Note: "permalinks" may not be as permanent as we would like,
direct links of old sources may well be a few messages off.
/ 2004-01-28 09:02:43 -0000
\ Dave Smith:
> Hi all,
>
> I am currently struggling with a Linux HA cluster. This is
> my first venture into this area, but I am looking for a HA cluster
> of smb file servers.
>
> The setup I am trying to get working is:
>
> 2 identical servers, each with:
> Tyan Thunder i7501 Pro Motherboard
> Dual Pentium Xeon 2.4Ghz 533 FSB
> 2Gb ECC 266 RAM
> 2 Gigabit Ethernet ports
> 4Gb SCSI HDD (/dev/sdc) SWAP Partition
> 4Gb SCSI HDD (/dev/sdd) System disk
> 2 x 3Ware Escalade 8506 SATA RAID controllers
> Each with 4 SATA 200Gb HDD (8Mb Cache)
> Configured as RAID5 with 1 Hot Spare
> I want to RAID0 the two RAID5 arrays with software RAID for performance
>
> The two servers will be clustered together with drbd and heartbeat over a
> dedicated Gigabit link.
>
> The Problem
> -----------
>
> The hardware RAID5 seems to be fine, and working well, but when I introduce
> the RAID0 level on top, drbd seesm to hang the PRIMARY machine
> after a relatively short period of time.
>
> I have tried dbrb with just RAID5 (hardware), and that seems fine.
>
> When I put RAID0 on top it all falls down.
>
> I have tried RAID0 on top without a file system and with a filesystem.
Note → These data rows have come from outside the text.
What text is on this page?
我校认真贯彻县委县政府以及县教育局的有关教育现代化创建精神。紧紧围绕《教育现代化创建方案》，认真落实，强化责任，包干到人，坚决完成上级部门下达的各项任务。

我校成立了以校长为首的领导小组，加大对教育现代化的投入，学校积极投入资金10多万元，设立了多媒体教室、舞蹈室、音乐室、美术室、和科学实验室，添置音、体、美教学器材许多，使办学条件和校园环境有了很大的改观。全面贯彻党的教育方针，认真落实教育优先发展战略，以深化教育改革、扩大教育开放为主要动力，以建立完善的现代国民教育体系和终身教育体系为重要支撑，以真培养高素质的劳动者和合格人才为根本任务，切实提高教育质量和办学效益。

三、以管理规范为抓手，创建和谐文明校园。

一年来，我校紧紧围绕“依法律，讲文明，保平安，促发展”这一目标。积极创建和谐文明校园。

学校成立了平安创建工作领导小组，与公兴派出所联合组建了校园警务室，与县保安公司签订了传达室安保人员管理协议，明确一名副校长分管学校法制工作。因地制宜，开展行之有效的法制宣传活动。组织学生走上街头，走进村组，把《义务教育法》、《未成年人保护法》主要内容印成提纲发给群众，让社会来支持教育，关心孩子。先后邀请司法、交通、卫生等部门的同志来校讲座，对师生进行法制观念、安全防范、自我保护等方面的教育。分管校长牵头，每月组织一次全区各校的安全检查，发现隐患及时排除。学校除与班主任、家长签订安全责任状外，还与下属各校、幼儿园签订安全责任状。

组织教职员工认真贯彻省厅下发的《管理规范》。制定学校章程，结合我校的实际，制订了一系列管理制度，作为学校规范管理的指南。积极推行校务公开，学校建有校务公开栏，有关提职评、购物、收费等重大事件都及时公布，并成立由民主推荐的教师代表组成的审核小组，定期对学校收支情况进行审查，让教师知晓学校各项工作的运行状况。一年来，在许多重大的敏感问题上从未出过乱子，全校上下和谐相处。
> I have tried creating the RAID0 using both mdadm and raidtools.
>
> I have updated the kernel to the latest version
> I have rebuilt the 3ware drivers to the latest version
> I have updated the 3ware firmware
what about the drbd version, did you use 0.6.10+cvs ?
And which "latest kernel version"? kernel.org? some vendor kernel?
Not that I think it is a kernel problem, but it won't be the first
interoperability problem ...
> The signs
> ---------
> The primary machine just hangs. There are no panics or logs of anything
> unusual.
> The secondary machine gives a c:WFConnect s:Secondary/Unknown status from
> /proc/drbd
> /var/log/messages reports a ping ack timeout error. This is all that
> happens.
>
> Thank you in advance to anyone who might be able to help me.
>
> Neil
>
>
> Below are the drbd.conf file and the raidtab file (which I used in the
> raidtools test)
>
> # drbd.conf
> resource drbd0 {
> protocol = B
You should use protocol C.
Unless you are mirroring over some long distance link, in which
case you shuold use A. Benchmarks suggest that proto B does not
cut it at all, even though one may think it does.
[...]
> # raidtab
> raiddev /dev/md0
> raid-level 0
> nr-raid-disks 2
> persistent-superblock 1
> chunk-size 64
> device /dev/sda1
> raid-disk 0
> device /dev/sdb1
> raid-disk 1
I don't see anything suspicious.
Lars Ellenberg